Ongoing Dispute Over Cleveland Harbor Dredging Project
The U.S. Army Corps of Engineers’ navigation mission is to provide safe, reliable, efficient and environmentally sustainable waterborne transportation systems (channels, harbors and waterways) for the movement of commerce, national security needs, and recreation.
The Corps operates and maintains 140 navigation projects in the Great Lakes, including Cleveland Harbor.
USACE closely monitored channel conditions in the Cuyahoga River throughout the 2016 dredging season. The channel has had sufficient depths to maintain navigation. This allowed the Corps to appropriately time dredging in the channel and make the most efficient use of available navigation funds.
Recent channel surveys show that the Upper Reach of the Cuyahoga River is experiencing shoaling that could be alleviated by dredging.
Based on sampling and data analysis, the Corps determined that the dredged material from the Upper Reach is safe for placement in Lake Erie.
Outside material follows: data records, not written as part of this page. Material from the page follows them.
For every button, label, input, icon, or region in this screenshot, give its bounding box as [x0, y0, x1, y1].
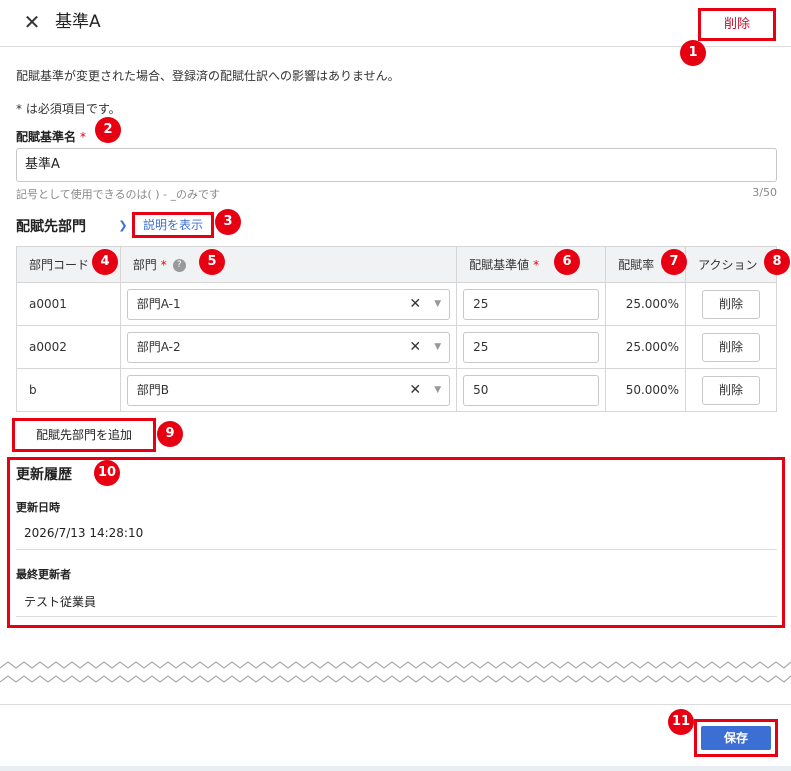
annotation-badge-7: 7 — [661, 249, 687, 275]
annotation-badge-1: 1 — [680, 40, 706, 66]
col-header-dept: 部門 *? — [119, 246, 458, 283]
action-cell: 削除 — [685, 368, 777, 412]
action-cell: 削除 — [685, 325, 777, 369]
updated-at-value: 2026/7/13 14:28:10 — [24, 526, 144, 540]
required-note: * は必須項目です。 — [16, 102, 121, 116]
updated-by-value: テスト従業員 — [24, 595, 97, 609]
save-highlight: 保存 — [694, 719, 778, 757]
col-header-value-label: 配賦基準値 — [469, 258, 530, 272]
add-department-button[interactable]: 配賦先部門を追加 — [12, 418, 156, 452]
allocation-name-input[interactable]: 基準A — [16, 148, 777, 182]
divider — [16, 616, 777, 617]
rate-cell: 25.000% — [605, 325, 687, 369]
save-button[interactable]: 保存 — [701, 726, 771, 750]
change-notice: 配賦基準が変更された場合、登録済の配賦仕訳への影響はありません。 — [16, 69, 400, 83]
departments-title: 配賦先部門 — [16, 219, 86, 235]
dept-select-cell: 部門A-2 ✕ ▼ — [119, 325, 458, 369]
help-icon[interactable]: ? — [172, 259, 186, 272]
required-mark: * — [80, 130, 87, 144]
rate-cell: 50.000% — [605, 368, 687, 412]
dept-select[interactable]: 部門A-2 ✕ ▼ — [126, 331, 451, 363]
dept-select[interactable]: 部門A-1 ✕ ▼ — [126, 288, 451, 320]
required-mark: * — [160, 258, 167, 272]
annotation-badge-9: 9 — [157, 421, 183, 447]
annotation-badge-2: 2 — [95, 117, 121, 143]
annotation-badge-10: 10 — [94, 460, 120, 486]
clear-icon[interactable]: ✕ — [409, 376, 421, 405]
allocation-value-input[interactable]: 25 — [463, 288, 600, 320]
action-cell: 削除 — [685, 282, 777, 326]
value-cell: 50 — [456, 368, 607, 412]
name-label-text: 配賦基準名 — [16, 130, 77, 144]
annotation-badge-11: 11 — [668, 709, 694, 735]
footer-divider — [0, 704, 791, 705]
dept-select-value: 部門A-1 — [136, 296, 181, 311]
allocation-value-input[interactable]: 50 — [463, 374, 600, 406]
departments-table: 部門コード 部門 *? 配賦基準値 * 配賦率 アクション a0001 部門A-1 … — [16, 246, 777, 412]
caret-down-icon[interactable]: ▼ — [434, 290, 441, 319]
clear-icon[interactable]: ✕ — [409, 333, 421, 362]
zigzag-separator — [0, 661, 791, 683]
bottom-strip — [0, 766, 791, 771]
dept-select-cell: 部門A-1 ✕ ▼ — [119, 282, 458, 326]
row-delete-button[interactable]: 削除 — [702, 332, 761, 362]
page-title: 基準A — [55, 12, 101, 32]
name-counter: 3/50 — [752, 186, 777, 199]
updated-by-label: 最終更新者 — [16, 568, 71, 581]
annotation-badge-4: 4 — [92, 249, 118, 275]
show-description-link[interactable]: 説明を表示 — [132, 212, 214, 238]
dept-code-cell: a0002 — [16, 325, 121, 369]
chevron-down-icon[interactable]: ❯ — [116, 219, 130, 233]
table-row: b 部門B ✕ ▼ 50 50.000% 削除 — [16, 368, 777, 412]
dept-select-value: 部門A-2 — [136, 339, 181, 354]
dept-select-value: 部門B — [136, 382, 169, 397]
annotation-badge-8: 8 — [764, 249, 790, 275]
dept-code-cell: a0001 — [16, 282, 121, 326]
col-header-action: アクション — [685, 246, 777, 283]
allocation-value-input[interactable]: 25 — [463, 331, 600, 363]
col-header-value: 配賦基準値 * — [456, 246, 607, 283]
annotation-badge-5: 5 — [199, 249, 225, 275]
name-field-label: 配賦基準名 * — [16, 128, 86, 145]
close-icon[interactable]: ✕ — [20, 10, 44, 34]
col-header-dept-label: 部門 — [132, 258, 157, 272]
value-cell: 25 — [456, 282, 607, 326]
required-mark: * — [533, 258, 540, 272]
rate-cell: 25.000% — [605, 282, 687, 326]
table-row: a0001 部門A-1 ✕ ▼ 25 25.000% 削除 — [16, 282, 777, 326]
name-hint: 記号として使用できるのは( ) - _のみです — [16, 188, 220, 201]
row-delete-button[interactable]: 削除 — [702, 289, 761, 319]
delete-button[interactable]: 削除 — [698, 8, 776, 41]
annotation-badge-6: 6 — [554, 249, 580, 275]
history-title: 更新履歴 — [16, 467, 72, 483]
history-highlight — [7, 457, 785, 628]
clear-icon[interactable]: ✕ — [409, 290, 421, 319]
dept-select[interactable]: 部門B ✕ ▼ — [126, 374, 451, 406]
row-delete-button[interactable]: 削除 — [702, 375, 761, 405]
header-divider — [0, 46, 791, 47]
annotation-badge-3: 3 — [215, 209, 241, 235]
divider — [16, 549, 777, 550]
dept-code-cell: b — [16, 368, 121, 412]
value-cell: 25 — [456, 325, 607, 369]
updated-at-label: 更新日時 — [16, 501, 60, 514]
table-row: a0002 部門A-2 ✕ ▼ 25 25.000% 削除 — [16, 325, 777, 369]
caret-down-icon[interactable]: ▼ — [434, 376, 441, 405]
dept-select-cell: 部門B ✕ ▼ — [119, 368, 458, 412]
caret-down-icon[interactable]: ▼ — [434, 333, 441, 362]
The State of Ohio has refused to agree to allow this disposal option and has requested a more expensive disposal option, involving placement of the material in a confined disposal facility on the banks of the lake.
The Corps will not place dredged material from the Upper Reach of the Cuyahoga Channel into Lake Erie over the State of Ohio’s objections; however, the State has also refused to pay the difference between placing the material in Lake Erie and the more expensive disposal option they prefer.
The Corps’ efforts to get the State of Ohio to fund the difference in cost is in accordance with federal regulation, consistent with how the Corps conducts its dredging activities nationwide and is vitally important to preserve sufficient funding to meet the Nation’s navigation needs.
This matter is subject to an ongoing dispute in federal court between the State of Ohio, the Cleveland-Cuyahoga County Port Authority and the Corps over who should bear the additional costs of the disposal of dredged material.
After repeated efforts by the Corps to obtain a voluntary agreement among the parties, the Corps has told the court that the Corps is willing to voluntarily agree to award the contract to dredge the disputed Upper Reach of Cleveland Harbor and will advance the funds needed to dispose of the sediment in a confined disposal facility, provided that there is adequate assurance that the Corps will be reimbursed if it is ultimately successful on the merits of this case.